On pourrait multiplier à
l’infini les égarements de cet Etat interventionniste qui
prétend réguler l’économie alors que ses
représentants n’ont jamais une vision exacte des processus
économiques, pensant corriger une erreur en faisant une nouvelle
erreur.
Bien-sûr, les personnalités qui composent les gouvernements
changent par le jeu démocratique. Mais c’est
précisément là le risque de politiser
l’économie : ceux qui sont au pouvoir n’ont pas de
mémoire et sont poussés à flatter une « opinion
publique » qui n’a pas de cervelle. Puis chacun se renvoie
ensuite la faute. Il
aurait mieux valu ne pas intervenir du tout plutôt que croire
qu’une intervention supplémentaire peut corriger les effets
destructeurs déclenchés par l’intervention passée.
Imaginez qu’une loi neutralise un marché X.

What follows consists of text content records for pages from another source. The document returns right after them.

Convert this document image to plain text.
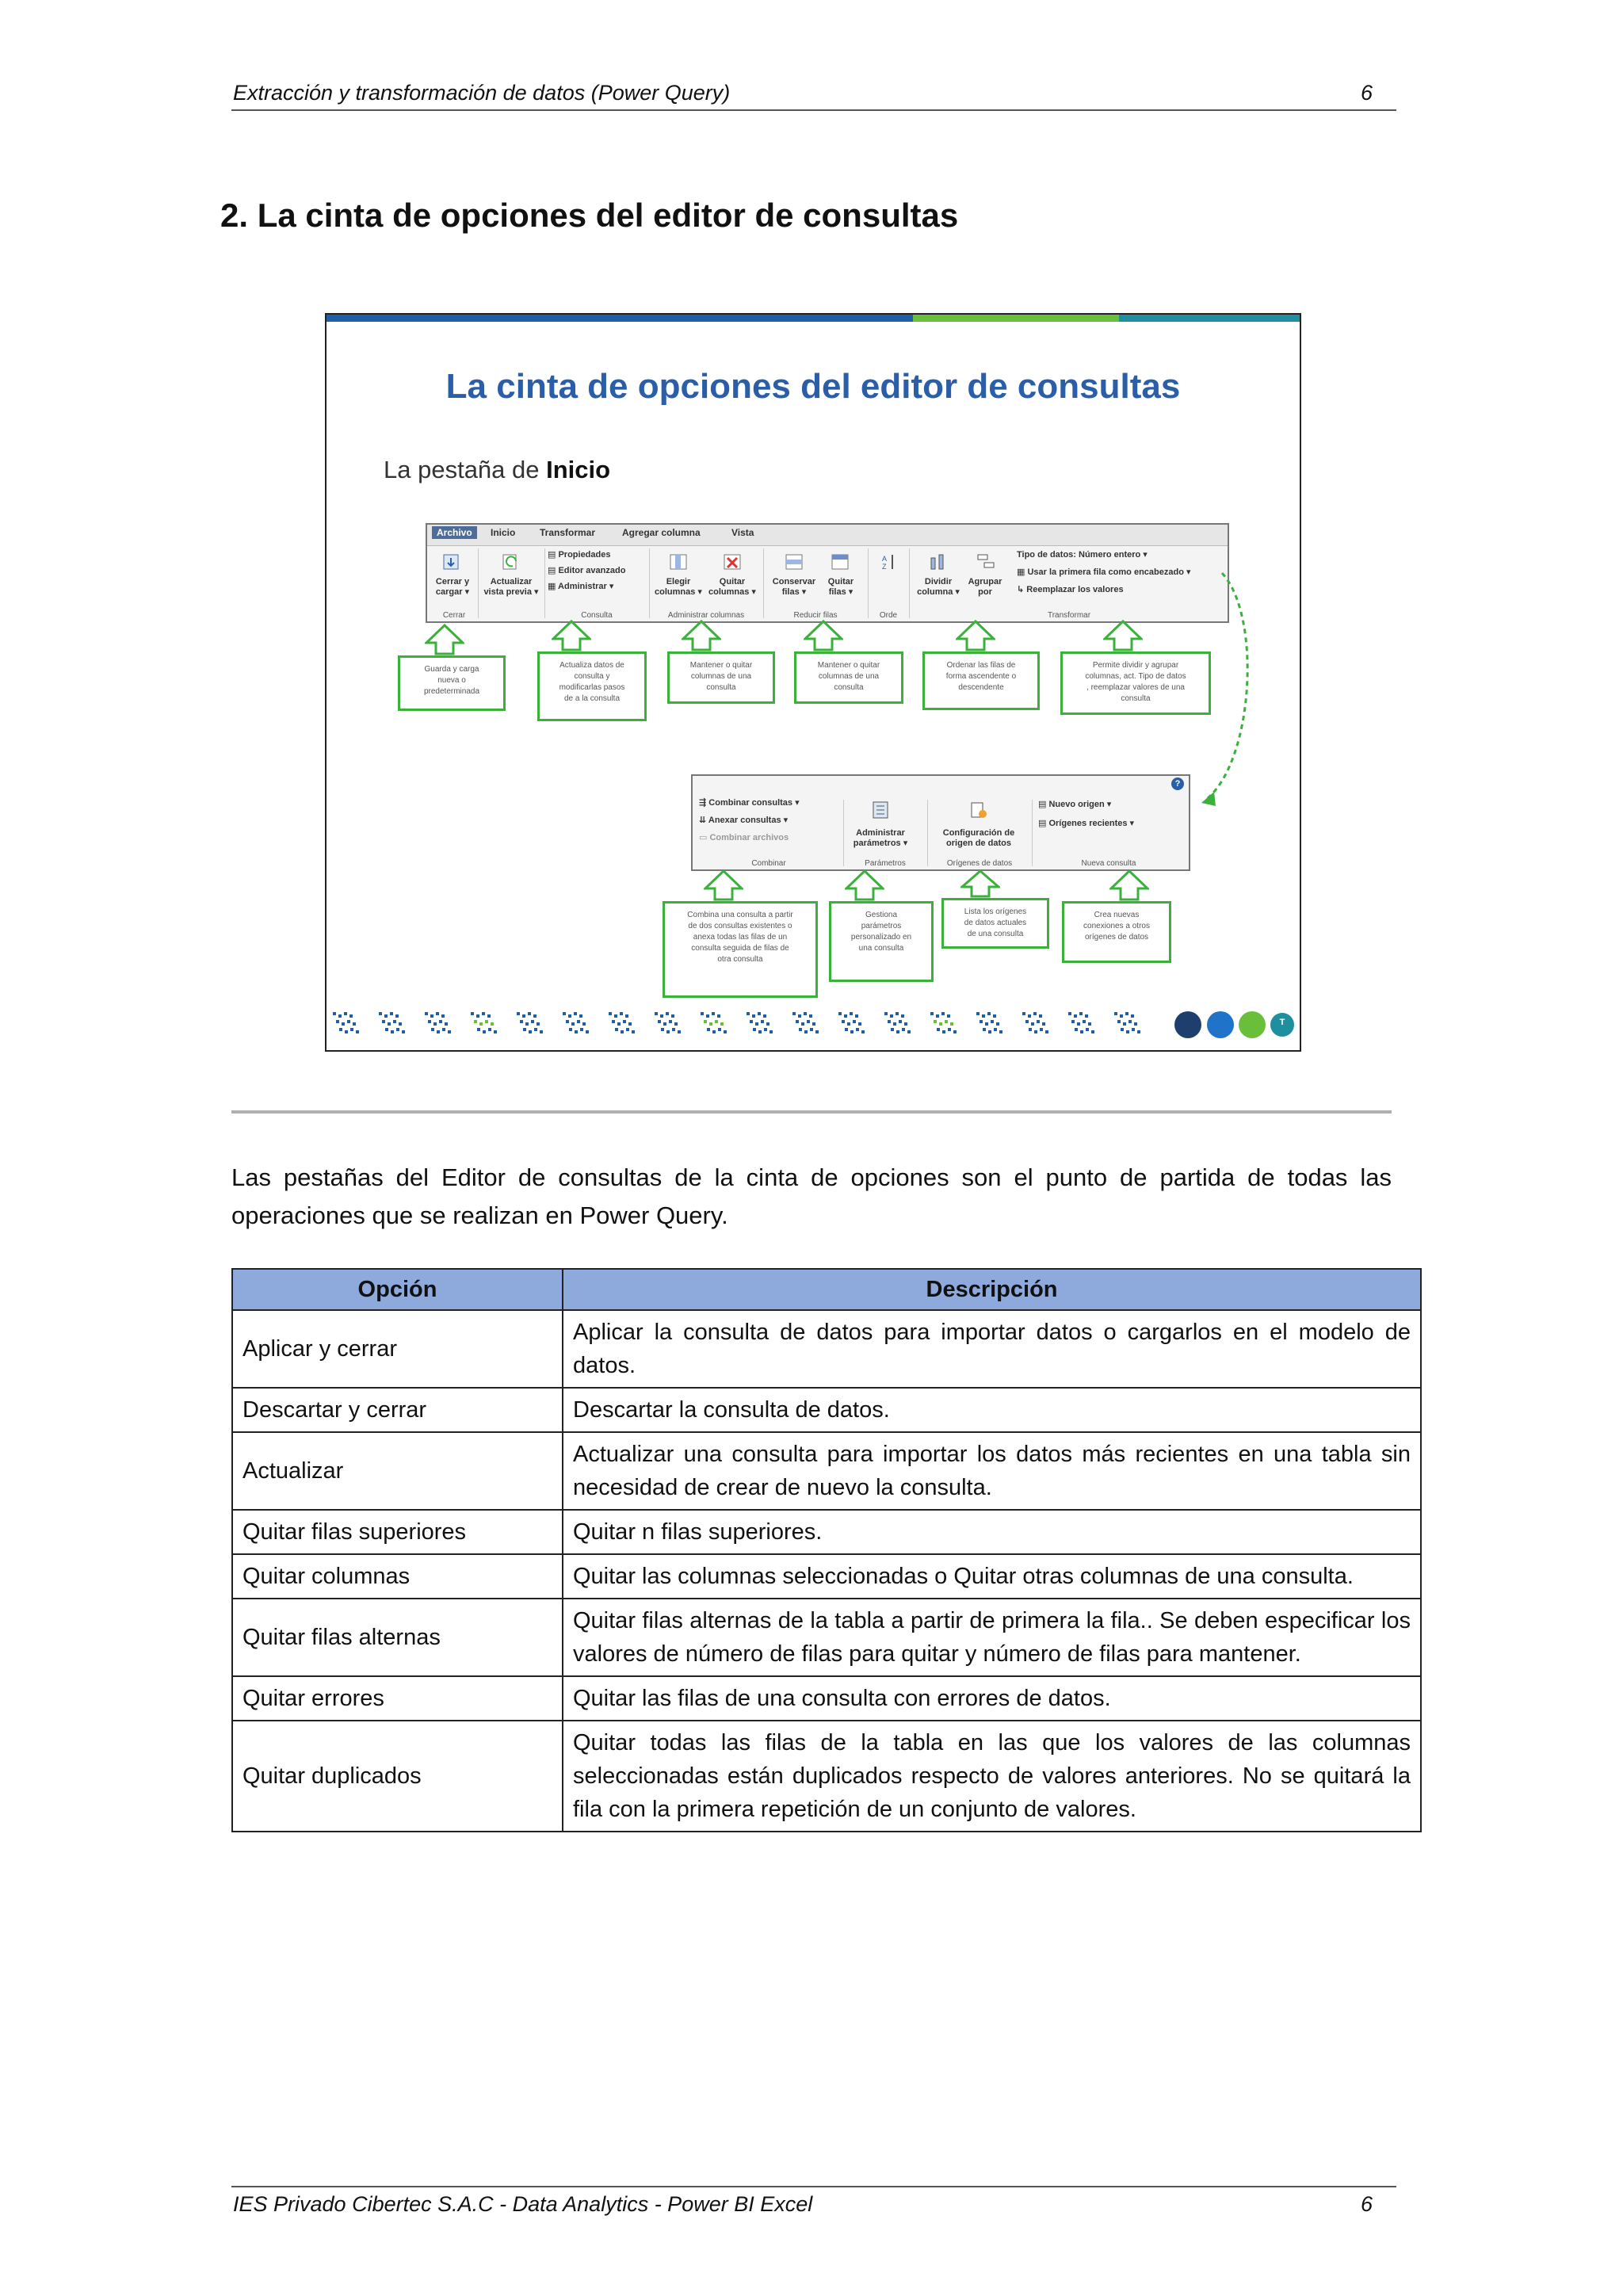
Extracción y transformación de datos (Power Query)	6
2. La cinta de opciones del editor de consultas
La cinta de opciones del editor de consultas
La pestaña de Inicio
Archivo	Inicio	Transformar	Agregar columna	Vista
Cerrar y
cargar ▾
Actualizar
vista previa ▾
▤ Propiedades
▤ Editor avanzado
▦ Administrar ▾	Elegir
columnas ▾
Quitar
columnas ▾
Conservar
filas ▾
Quitar
filas ▾
A
Z
Dividir
columna ▾
Agrupar
por
Tipo de datos: Número entero ▾
▦ Usar la primera fila como encabezado ▾
↳ Reemplazar los valores
Cerrar	Consulta	Administrar columnas	Reducir filas	Orde	Transformar
Guarda y carga
nueva o
predeterminada
Actualiza datos de
consulta y
modificarlas pasos
de a la consulta
Mantener o quitar
columnas de una
consulta
Mantener o quitar
columnas de una
consulta
Ordenar las filas de
forma ascendente o
descendente
Permite dividir y agrupar
columnas, act. Tipo de datos
, reemplazar valores de una
consulta
?
⇶ Combinar consultas ▾
⇊ Anexar consultas ▾
▭ Combinar archivos	Administrar
parámetros ▾
Configuración de
origen de datos
▤ Nuevo origen ▾
▤ Orígenes recientes ▾
Combinar	Parámetros	Orígenes de datos	Nueva consulta
Combina una consulta a partir
de dos consultas existentes o
anexa todas las filas de un
consulta seguida de filas de
otra consulta
Gestiona
parámetros
personalizado en
una consulta
Lista los orígenes
de datos actuales
de una consulta
Crea nuevas
conexiones a otros
orígenes de datos
T
Las pestañas del Editor de consultas de la cinta de opciones son el punto de partida de todas las operaciones que se realizan en Power Query.
Opción	Descripción
Aplicar y cerrar	Aplicar la consulta de datos para importar datos o cargarlos en el modelo de datos.
Descartar y cerrar	Descartar la consulta de datos.
Actualizar	Actualizar una consulta para importar los datos más recientes en una tabla sin necesidad de crear de nuevo la consulta.
Quitar filas superiores	Quitar n filas superiores.
Quitar columnas	Quitar las columnas seleccionadas o Quitar otras columnas de una consulta.
Quitar filas alternas	Quitar filas alternas de la tabla a partir de primera la fila.. Se deben especificar los valores de número de filas para quitar y número de filas para mantener.
Quitar errores	Quitar las filas de una consulta con errores de datos.
Quitar duplicados	Quitar todas las filas de la tabla en las que los valores de las columnas seleccionadas están duplicados respecto de valores anteriores. No se quitará la fila con la primera repetición de un conjunto de valores.
IES Privado Cibertec S.A.C - Data Analytics - Power BI Excel	6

Constatant la pénurie du produit X, le gouvernement impose un rationnement
de la consommation tandis qu’il oblige les entreprises à
accroitre leur capacité de production. Quelques années plus
tard, c’est la surproduction qui éclate. Alors le gouvernement
se mobilise pour relancer les consommateurs tandis qu’il impose des quotas
aux entreprises pour limiter leur production. C'est ce qui se passe dans
l'éducation, dans la santé, le logement, l'agriculture, le
marché du travail, partout où l'Etat a considéré
qu'il pouvait mieux faire que le marché.
Pourtant, pour peu qu’on laisse l’économie
déployer ses effets mécaniques et nécessaires, les
corrections et ajustements se produiront par eux-mêmes, sans que le
gouvernement soit dans l’obligation de décréter quoi que
ce soit. La meilleure police des prix, c’est le jeu naturel de la concurrence.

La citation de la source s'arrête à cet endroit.